Wall of Wine Penetration Possibility
London wine journalist Victoria Moore sums up wine aisle angst well when shopping;
"The phrase “wall of wine” was coined long ago to describe the impenetrable feel of a display of bottles in a shop. Because where do you start? Without pulling the cork or unscrewing the cap, it’s impossible to know which of them are any good."
She then runs through a list of traits that influence any eventual selection. With no implied order, here's ten;
origin, grape, label design, alcoholic strength, price, star rating, taste description, recommendation, in-store promotion tags, on-bottle competition medal stickers.
She goes on to describe a current industry attempt to simplify all this. It boils this century's ubiquitous NPS drives and five-smileys Likert scale selections down to a sole question;
“Would you buy this again?”
Whilst in early days of appraisal, apparently 'the jury is out' on this at the moment. Yet regardless of its eventual beneficial retail adoption or otherwise, ought we not ensure an affirmative response to this question is what we might strive for with our customers?
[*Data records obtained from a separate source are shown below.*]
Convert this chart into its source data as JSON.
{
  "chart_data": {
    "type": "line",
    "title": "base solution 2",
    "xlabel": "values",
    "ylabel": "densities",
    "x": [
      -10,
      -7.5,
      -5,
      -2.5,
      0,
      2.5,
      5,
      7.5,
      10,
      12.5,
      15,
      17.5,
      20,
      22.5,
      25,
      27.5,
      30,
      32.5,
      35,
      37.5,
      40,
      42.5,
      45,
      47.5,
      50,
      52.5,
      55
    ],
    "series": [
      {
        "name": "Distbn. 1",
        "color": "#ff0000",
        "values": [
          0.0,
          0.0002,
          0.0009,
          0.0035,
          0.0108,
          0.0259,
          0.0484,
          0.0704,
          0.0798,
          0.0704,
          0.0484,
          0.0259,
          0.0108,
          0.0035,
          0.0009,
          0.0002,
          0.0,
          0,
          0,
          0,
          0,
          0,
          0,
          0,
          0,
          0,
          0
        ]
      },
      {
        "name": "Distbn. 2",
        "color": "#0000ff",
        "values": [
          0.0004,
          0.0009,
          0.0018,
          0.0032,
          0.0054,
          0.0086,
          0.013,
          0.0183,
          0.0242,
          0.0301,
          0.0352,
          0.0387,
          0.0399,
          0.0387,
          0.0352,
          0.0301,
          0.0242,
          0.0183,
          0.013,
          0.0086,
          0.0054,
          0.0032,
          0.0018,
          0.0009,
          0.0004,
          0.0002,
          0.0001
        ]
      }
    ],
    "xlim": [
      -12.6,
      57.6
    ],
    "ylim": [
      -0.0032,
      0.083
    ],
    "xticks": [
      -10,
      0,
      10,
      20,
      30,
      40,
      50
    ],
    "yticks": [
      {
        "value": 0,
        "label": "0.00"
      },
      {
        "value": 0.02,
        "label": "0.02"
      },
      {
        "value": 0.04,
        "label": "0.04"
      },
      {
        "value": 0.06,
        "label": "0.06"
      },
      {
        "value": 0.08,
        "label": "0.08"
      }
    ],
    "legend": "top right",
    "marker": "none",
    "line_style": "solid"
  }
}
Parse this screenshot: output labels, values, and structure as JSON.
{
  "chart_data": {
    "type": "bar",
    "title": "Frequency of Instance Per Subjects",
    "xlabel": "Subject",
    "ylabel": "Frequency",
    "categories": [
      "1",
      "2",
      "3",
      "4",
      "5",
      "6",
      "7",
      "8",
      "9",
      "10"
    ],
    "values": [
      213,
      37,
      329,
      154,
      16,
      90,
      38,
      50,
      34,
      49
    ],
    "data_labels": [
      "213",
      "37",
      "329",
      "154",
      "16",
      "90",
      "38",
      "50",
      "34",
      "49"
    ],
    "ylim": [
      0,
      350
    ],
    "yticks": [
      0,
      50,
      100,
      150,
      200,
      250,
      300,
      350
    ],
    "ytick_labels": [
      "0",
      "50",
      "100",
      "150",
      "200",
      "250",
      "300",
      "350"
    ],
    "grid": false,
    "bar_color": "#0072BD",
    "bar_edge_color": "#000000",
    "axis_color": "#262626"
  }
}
Perhaps it's our marketing cousins domain? Maybe we have our own customer service or customer success line-up? Or are we cultivating an account or territory the sustainable growth of which may well be dependent upon us bringing this out explicitly for ourselves?
One angle which intrigues me, is the non-personal.
It is squarely product focused.
Not would you buy from 'us', or even 'me', but 'this'.
Perhaps that suggests scope for asking on all three?
Relative to the company, product and individual salesperson.
Also remembering to capture (multiple, ranked?) 'reason codes' for whichever binary answer given.
As well as those pesky don't-know/possiblys. Although anyone that cannot provide a naturally prompt and happy response is an alert all of its own.
In the end, conversationally collecting all the reasons why buyers would indeed 'do it again' will add appreciably to your pitch options.